FIG. 4 shows a change in heart rate after drinking the same amount of sake Junmai sake. In subjects vulnerable to alcohol, the heart rate increased after drinking and it took more than 3 hours to return to the state before drinking, whereas in subjects strong in alcohol, the heart rate decreased a short time after drinking, Thereafter, a tendency to become substantially constant was observed.
[0025]
FIG. 5 shows the change in HF value after drinking the same amount of sake Junmai sake. The HF value serving as an index of relaxation tends to increase periodically in a person who is strong in alcohol, indicating a relaxed and good sickness state. On the other hand, in the case of a subject weak to alcohol, the HF value decreased, and became almost 0 in about 1 hour, and felt stress, but gradually increased after about 1 hour since he fell asleep. Thus, it was confirmed that the state of sickness was related to the analysis value obtained from the heart rate variability.
[0026]
Furthermore, the difference according to the type of alcoholic beverage was analyzed. Note that each of the data described below has a value of 0 at the end of drinking and is indicated by a change value from the end of drinking.
[0027]
FIG. 6 shows the change over time of the heart rate (HR value) after drinking, depending on the type of alcoholic beverage.
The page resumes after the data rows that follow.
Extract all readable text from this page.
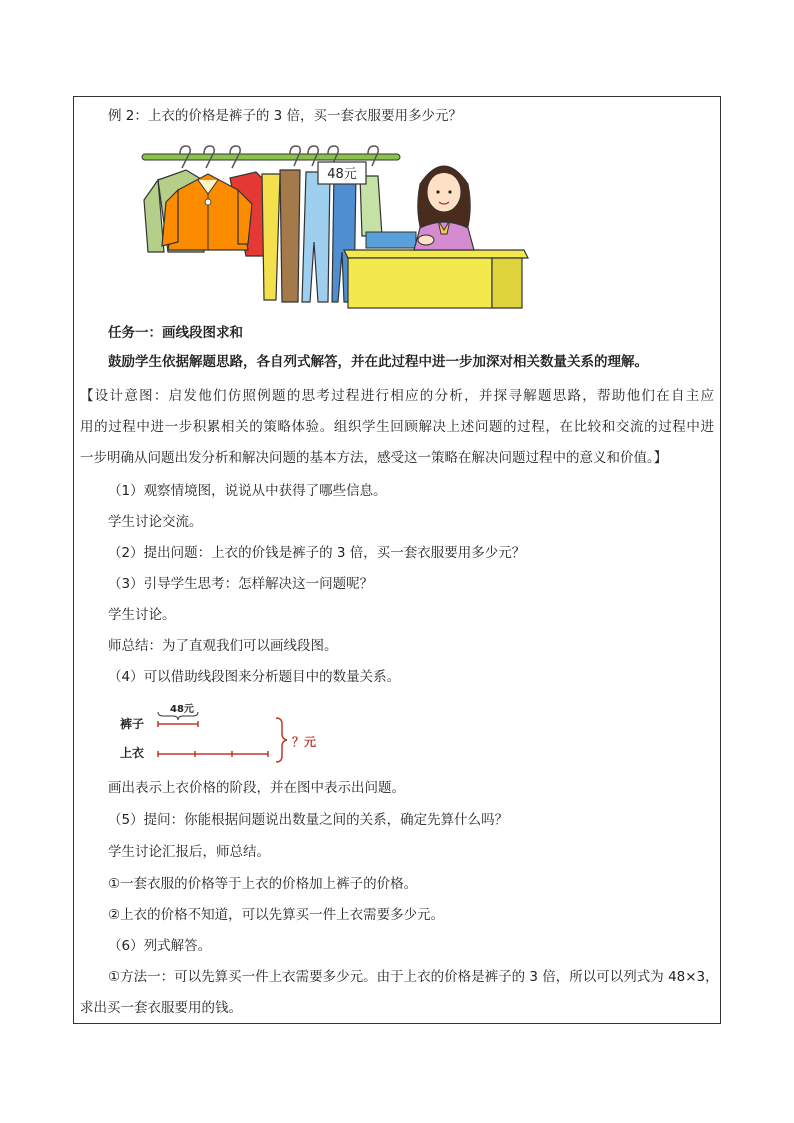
例 2：上衣的价格是裤子的 3 倍，买一套衣服要用多少元？
48元
任务一：画线段图求和
鼓励学生依据解题思路，各自列式解答，并在此过程中进一步加深对相关数量关系的理解。
【设计意图：启发他们仿照例题的思考过程进行相应的分析，并探寻解题思路，帮助他们在自主应
用的过程中进一步积累相关的策略体验。组织学生回顾解决上述问题的过程，在比较和交流的过程中进
一步明确从问题出发分析和解决问题的基本方法，感受这一策略在解决问题过程中的意义和价值。】
（1）观察情境图，说说从中获得了哪些信息。
学生讨论交流。
（2）提出问题：上衣的价钱是裤子的 3 倍，买一套衣服要用多少元？
（3）引导学生思考：怎样解决这一问题呢？
学生讨论。
师总结：为了直观我们可以画线段图。
（4）可以借助线段图来分析题目中的数量关系。
裤子
上衣
48元
？元
画出表示上衣价格的阶段，并在图中表示出问题。
（5）提问：你能根据问题说出数量之间的关系，确定先算什么吗？
学生讨论汇报后，师总结。
①一套衣服的价格等于上衣的价格加上裤子的价格。
②上衣的价格不知道，可以先算买一件上衣需要多少元。
（6）列式解答。
①方法一：可以先算买一件上衣需要多少元。由于上衣的价格是裤子的 3 倍，所以可以列式为 48×3，
求出买一套衣服要用的钱。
The heart rate (HR) after drinking showed a different tendency depending on the type of alcoholic drink in the amount of change and the change over time. In the case of sake, as in normal times, there was a periodicity in which it increased immediately after drinking, then decreased, and then increased. Drinking wine and beer showed the least change, while drinking rice shochu and raw alcohol drastically decreased. The reason why the amount of alcohol that contains no amino acids or other raw materials or sake that has a low level of taste is greatly reduced by the activation of the parasympathetic nervous system by alcohol, and in sake, wine, and beer that contain many components other than alcohol, It is thought that there is a component that hinders the action of this alcohol.
[0028]
FIG. 7 shows changes over time in the amount of parasympathetic nervous activity (HF value) after drinking, by type of alcoholic beverage. Regarding the HF value, which is an index of relaxation, differences were observed in the amount of change and the change over time depending on the type of alcoholic beverage. It is understood that the change amount of the HF value is the smallest when drinking rice shochu, and the change with time is the closest to normal when drinking sake, and it is understood that stress during drinking is easily eliminated. In addition, in the case of raw material alcohol, it changes to the most negative side after drinking, and it is considered that stress is large.
[0029]
FIG. 8 shows the results of comparing these changes in the HF value according to the constitution of the subject.
When the same alcoholic beverage is ingested, it can be understood that the subject of the type that is clearly weak in alcohol has a large change in the HF value on the negative side, and feels more stress.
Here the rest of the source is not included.